Data sources

A short index of where Civitar's data comes from and how to refresh it.

Site briefings (per-site analysis pipeline)

Sourced live at briefing-generation time by the agents in src/agents/:

Agent	Source	API
`biodiversity.py` (v3.2)	USFWS IPaC (primary), GBIF + IUCN (context/fallback)	https://ipac.ecosphere.fws.gov/location/api/resources
`env_justice.py`	U.S. Census ACS 5-year	api.census.gov (key required)
`geospatial.py`	Google Earth Engine — Sentinel-2	EE Python client
`hydrology.py`	USGS National Hydrography Dataset + NASA GRACE-FO	waterservices.usgs.gov, GES DISC
`well_levels.py`	USGS NWIS daily values (param 72019)	waterservices.usgs.gov
`thermal.py`	NASA MODIS MOD11A2 LST	Google Earth Engine
`air_quality.py`	ESA Sentinel-5P TROPOMI	Google Earth Engine
`noise_receptors.py`	JRC Global Human Settlement Layer (GHS_POP 2030)	Google Earth Engine

Data center sites layer (map ingestion)

The map's nationwide DC marker layer is sourced from OpenStreetMap via the Overpass API. PNNL's IM3 Data Center Atlas is itself derived from OSM but is gated behind a WAF that blocks programmatic download; we go to the same source directly.

Ingestion script: scripts/ingest_osm_datacenters.py Output: docs/data/dc_sites.json (committed snapshot) Refresh cadence: weekly is plenty (OSM tagging changes slowly). Current count: ~1,500 existing US data centers + 6 hand-curated proposed sites.

Why OSM instead of PNNL directly

PNNL's processed atlas (DOI 10.57931/3017294) adds validated names, operators, and square-footage estimates beyond raw OSM tags — which is genuinely valuable. But the actual CSV/GPKG files are hosted behind a WAF on im3.pnnl.gov that rejects scripted access, and the OSTI/MSD-LIVE mirrors only carry stub dummy.txt files. To ingest PNNL's processed dataset programmatically we'd need to either (a) reach out to the PNNL research team for direct download access, or (b) manually download via browser and commit a snapshot.

Both are reasonable future steps. For now, going to OSM Overpass directly gets us 90% of the value with no manual or correspondence step.

Proposed-DC sourcing

OSM doesn't distinguish proposed from operating facilities. The 6 proposed sites in dc_sites.json are hand-curated from public permitting filings and news coverage.

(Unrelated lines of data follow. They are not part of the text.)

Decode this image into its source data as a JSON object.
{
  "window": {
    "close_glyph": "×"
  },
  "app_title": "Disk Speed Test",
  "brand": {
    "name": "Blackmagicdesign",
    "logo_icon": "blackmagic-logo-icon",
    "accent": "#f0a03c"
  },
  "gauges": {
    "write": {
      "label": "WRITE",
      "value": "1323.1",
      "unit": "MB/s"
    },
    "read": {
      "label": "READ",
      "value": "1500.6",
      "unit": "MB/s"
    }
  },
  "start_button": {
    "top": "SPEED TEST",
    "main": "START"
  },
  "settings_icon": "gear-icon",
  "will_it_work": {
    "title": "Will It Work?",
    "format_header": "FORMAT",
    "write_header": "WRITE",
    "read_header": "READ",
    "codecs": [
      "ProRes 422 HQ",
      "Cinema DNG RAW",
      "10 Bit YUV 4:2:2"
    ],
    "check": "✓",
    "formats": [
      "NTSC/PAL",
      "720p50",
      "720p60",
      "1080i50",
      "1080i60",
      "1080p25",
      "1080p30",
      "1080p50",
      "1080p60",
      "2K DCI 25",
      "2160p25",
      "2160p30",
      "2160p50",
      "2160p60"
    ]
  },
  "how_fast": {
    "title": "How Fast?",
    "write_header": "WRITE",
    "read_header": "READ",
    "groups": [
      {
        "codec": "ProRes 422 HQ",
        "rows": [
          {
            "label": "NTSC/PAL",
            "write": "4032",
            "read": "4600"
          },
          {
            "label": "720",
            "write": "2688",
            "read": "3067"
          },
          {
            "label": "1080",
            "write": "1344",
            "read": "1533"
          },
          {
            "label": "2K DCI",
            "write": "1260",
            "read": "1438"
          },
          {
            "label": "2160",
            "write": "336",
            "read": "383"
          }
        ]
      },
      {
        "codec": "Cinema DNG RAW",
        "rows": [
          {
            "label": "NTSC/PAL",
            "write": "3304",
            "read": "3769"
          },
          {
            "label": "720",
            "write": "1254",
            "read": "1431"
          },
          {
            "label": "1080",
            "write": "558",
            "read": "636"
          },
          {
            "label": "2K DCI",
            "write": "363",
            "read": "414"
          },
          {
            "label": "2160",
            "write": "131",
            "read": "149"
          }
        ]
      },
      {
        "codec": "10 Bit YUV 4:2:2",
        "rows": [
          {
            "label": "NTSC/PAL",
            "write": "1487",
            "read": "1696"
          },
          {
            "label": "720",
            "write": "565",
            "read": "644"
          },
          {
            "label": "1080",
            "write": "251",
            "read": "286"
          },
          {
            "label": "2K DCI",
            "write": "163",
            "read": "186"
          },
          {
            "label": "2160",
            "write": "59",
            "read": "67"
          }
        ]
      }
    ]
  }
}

A real proposed-DC pipeline would need to combine:

EIA Form 860 (utility interconnection requests — early grid-load signal)
State PUC dockets (utility load-growth filings often name DC customers)
Local zoning / permit applications (most authoritative, but fragmented across thousands of jurisdictions)
DC trade press — Data Center Dynamics, Bisnow, etc.

This is Phase 3 of the data-coverage roadmap and not in scope for the current evening's work.

Attribution

OSM data is ODbL-licensed. Required attribution on any UI that displays this data: "© OpenStreetMap contributors (ODbL)". The map's existing Leaflet attribution control carries this string; the footer also references the data lineage.

The ODbL "share-alike" clause applies if Civitar publishes a derived database (e.g., a combined briefings + DC list export). For per-record use within the webapp this is not triggered. If we ever ship a downloadable dataset, we'd need to release it under ODbL or compatible.

How to refresh the DC layer

``bash python3.13 -m scripts.ingest_osm_datacenters ``

Writes docs/data/dc_sites.json. The mockups load this file at runtime via fetch('data/dc_sites.json') — no rebuild needed.

The ingestion script prints a regional sanity check so you can verify coverage hasn't unexpectedly dropped:

`` Regional sanity check: Northern Virginia (Loudoun): 305 Memphis metro: 4 Phoenix West Valley: 14 Dallas-Fort Worth: 62 Greater Atlanta: 25 ``

If these numbers drop dramatically vs. the previous run, OSM tagging may have changed or Overpass may have transient issues — try a different Overpass mirror (overpass.kumi.systems or overpass.osm.ch) before assuming the data has disappeared.